A senior official with the U.S. Small Business Administration who visited several small businesses in Portland on Wednesday said he'd like to see more coworking spaces like Cloudport.

Mark Madrid portrait
Courtesy / U.S. Small Business Administration
Mark Madrid

"The creation of coworking spaces and sharing economies of scale, that is definitely a trend," Mark Madrid, associate administrator for the Office of Entrepreneurial. Development at the SBA in Washington, D.C., told Mainebiz in a brief phone interview before heading to Cloudport.

The SBA's Office of Entrepreneurial Development is the agency's technical assistance arm with a national resource network that includes Small Business Development Centers, SCORE, Women's Business Centers and the Office of Entrepreneurship Education.

Cloudport, located at 63 Federal St., was Madrid's first stop on a one-day tour of clients of SCORE and other so-called SBA resource partners in Maine. 

Madrid told Mainebiz this was his first time in Maine. He comes from small-business roots in Texas, where his late father owned a welding business for four decades. His father, who passed away from COVID-19 in 2020, had wanted to travel with his son to Maine and Vermont, both of which Madrid visited this week.

"I'm excited to see what's happening at Cloudport, and what I've seen from coworking spaces like this, is that there's a lot of mojo," Madrid said. "There's something magical that happens when small business owners are talking to each other. That's where the secret sauce is ... Those are going to be very important to the startup ecosystem here in Maine."

'Zip it and hear them out'

Madrid's all-day Portland visit, accompanied by Diane Sturgeon, district director of the SBA's Maine District Office and others, included stops at LB Kitchen on Munjoy Hill, Treehouse Toys, Nomad's Adventure and Active Wear, Chart Metalworks, Burundi Star Coffee and MotoResto, a garage for classic and vintage automobiles.

Noting that he was here to listen to business owners, Madrid said, "We have to really shop and ask some very important questions like, 'How are you doing?' and then zip it and hear them out. That's our job." He also planned to thank the owners of LB Kitchen, which switched to take-out during the pandemic and recently moved, "for their resilience in persisting."

After the visit, Sturgeon told Mainebiz that her team was "thrilled to have [Madrid] join us in Maine to highlight some of our tremendous small businesses and the work that our phenomenal SBA resource partners do every day. It was a great way to kick off Women’s History Month, and Mark was thoroughly impressed with all of the small business owners he met. He left planning a return visit to enjoy more of Maine and raving about how lucky we are to have the quality SBA partners we have supporting small businesses in Maine with such a wide variety of wonderful businesses."

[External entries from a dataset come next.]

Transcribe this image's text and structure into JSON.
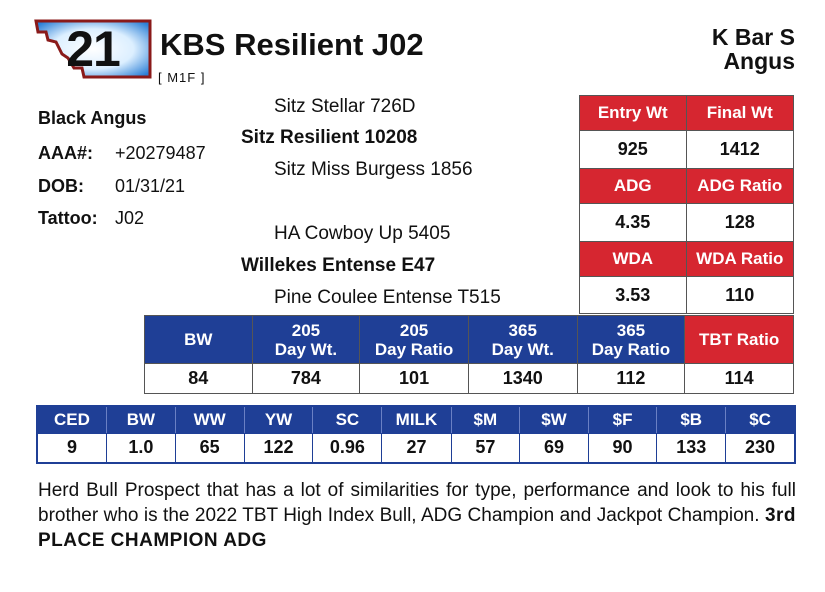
{
  "lot": {
    "number": "21"
  },
  "bull": {
    "name": "KBS Resilient J02",
    "code": "[ M1F ]"
  },
  "ranch": {
    "line1": "K Bar S",
    "line2": "Angus"
  },
  "info": {
    "breed": "Black Angus",
    "aaa_label": "AAA#:",
    "aaa_value": "+20279487",
    "dob_label": "DOB:",
    "dob_value": "01/31/21",
    "tattoo_label": "Tattoo:",
    "tattoo_value": "J02"
  },
  "pedigree": {
    "sire_sire": "Sitz Stellar 726D",
    "sire": "Sitz Resilient 10208",
    "sire_dam": "Sitz Miss Burgess 1856",
    "dam_sire": "HA Cowboy Up 5405",
    "dam": "Willekes Entense E47",
    "dam_dam": "Pine Coulee Entense T515"
  },
  "performance": {
    "entry_wt_label": "Entry Wt",
    "final_wt_label": "Final Wt",
    "entry_wt": "925",
    "final_wt": "1412",
    "adg_label": "ADG",
    "adg_ratio_label": "ADG Ratio",
    "adg": "4.35",
    "adg_ratio": "128",
    "wda_label": "WDA",
    "wda_ratio_label": "WDA Ratio",
    "wda": "3.53",
    "wda_ratio": "110"
  },
  "ratios": {
    "headers": [
      {
        "l1": "BW",
        "l2": ""
      },
      {
        "l1": "205",
        "l2": "Day Wt."
      },
      {
        "l1": "205",
        "l2": "Day Ratio"
      },
      {
        "l1": "365",
        "l2": "Day Wt."
      },
      {
        "l1": "365",
        "l2": "Day Ratio"
      }
    ],
    "tbt_label": "TBT Ratio",
    "values": [
      "84",
      "784",
      "101",
      "1340",
      "112",
      "114"
    ]
  },
  "epd": {
    "headers": [
      "CED",
      "BW",
      "WW",
      "YW",
      "SC",
      "MILK",
      "$M",
      "$W",
      "$F",
      "$B",
      "$C"
    ],
    "values": [
      "9",
      "1.0",
      "65",
      "122",
      "0.96",
      "27",
      "57",
      "69",
      "90",
      "133",
      "230"
    ]
  },
  "comment": {
    "text": "Herd Bull Prospect that has a lot of similarities for type, performance and look to his full brother who is the 2022 TBT High Index Bull, ADG Champion and Jackpot Champion.",
    "highlight": "3rd PLACE CHAMPION ADG"
  },
  "colors": {
    "red": "#d62630",
    "blue": "#1f3f96",
    "state_outline": "#8a1a1a",
    "state_fill": "#2b7fd6"
  },
  "icons": {
    "badge": "montana-state-icon"
  }
}
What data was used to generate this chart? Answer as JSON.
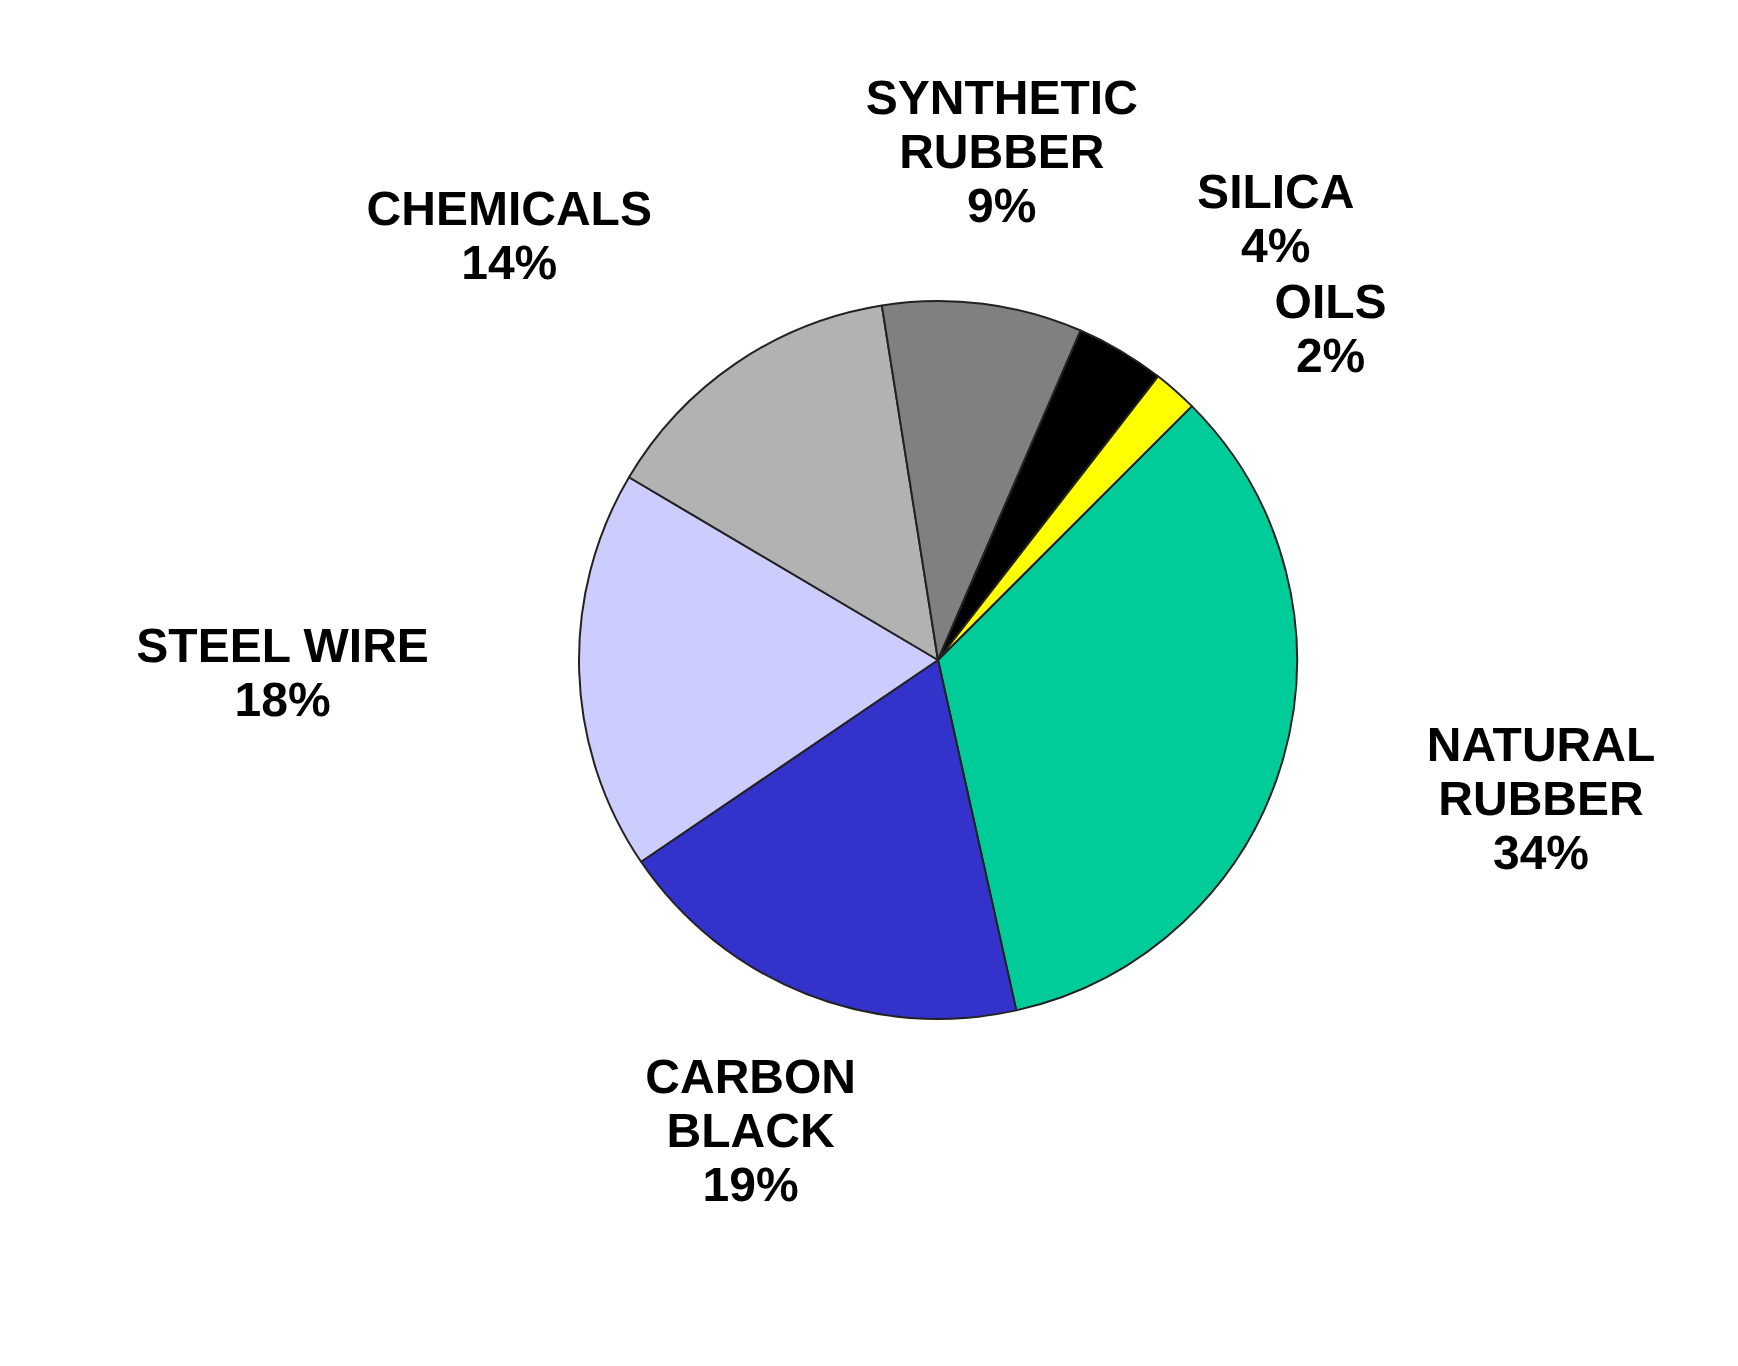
{
  "chart_data": {
    "type": "pie",
    "categories": [
      "NATURAL RUBBER",
      "CARBON BLACK",
      "STEEL WIRE",
      "CHEMICALS",
      "SYNTHETIC RUBBER",
      "SILICA",
      "OILS"
    ],
    "values": [
      34,
      19,
      18,
      14,
      9,
      4,
      2
    ],
    "value_labels": [
      "34%",
      "19%",
      "18%",
      "14%",
      "9%",
      "4%",
      "2%"
    ],
    "colors": [
      "#00cc99",
      "#3333cc",
      "#ccccff",
      "#b2b2b2",
      "#808080",
      "#000000",
      "#ffff00"
    ],
    "legend": false
  }
}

Though Madrid only visited Portland, he told Mainebiz that small rural business owners have a "special place" in his heart and said that SBA's overall priorities are to help businesses be customer-first, technology-forward and to advance equity.

"We've got to make sure we're streamlining efforts and breaking silos," he said.

Small-business boom

Madrid's visit comes amid a small-business boom nationwide, according to SBA Administrator Isabella Casillas Guzman. Citing new U.S. Census Bureau data in January, she said applications to start businesses reached 10.5 million since Joe Biden became president, the most in any two years in U.S. history.

"When President Biden took office, hundreds of thousands of businesses were fighting to stay open," she said in January. "The historic investment in economic recovery enabled Americans to start new businesses and jobs at record-breaking levels, a trend that continues today."

Asked Wednesday if the trend also holds true in the Pine Tree State, Madrid said, "Certainly Maine fits into that picture." He also gave a shout-out to the Maine SBA District team, and Sturgeon in particular, for helping so many small businesses in rural areas during the pandemic.

"We've got a lot of work to do to meet them where they are, everywhere they are, and that includes rural parts of Maine," he added.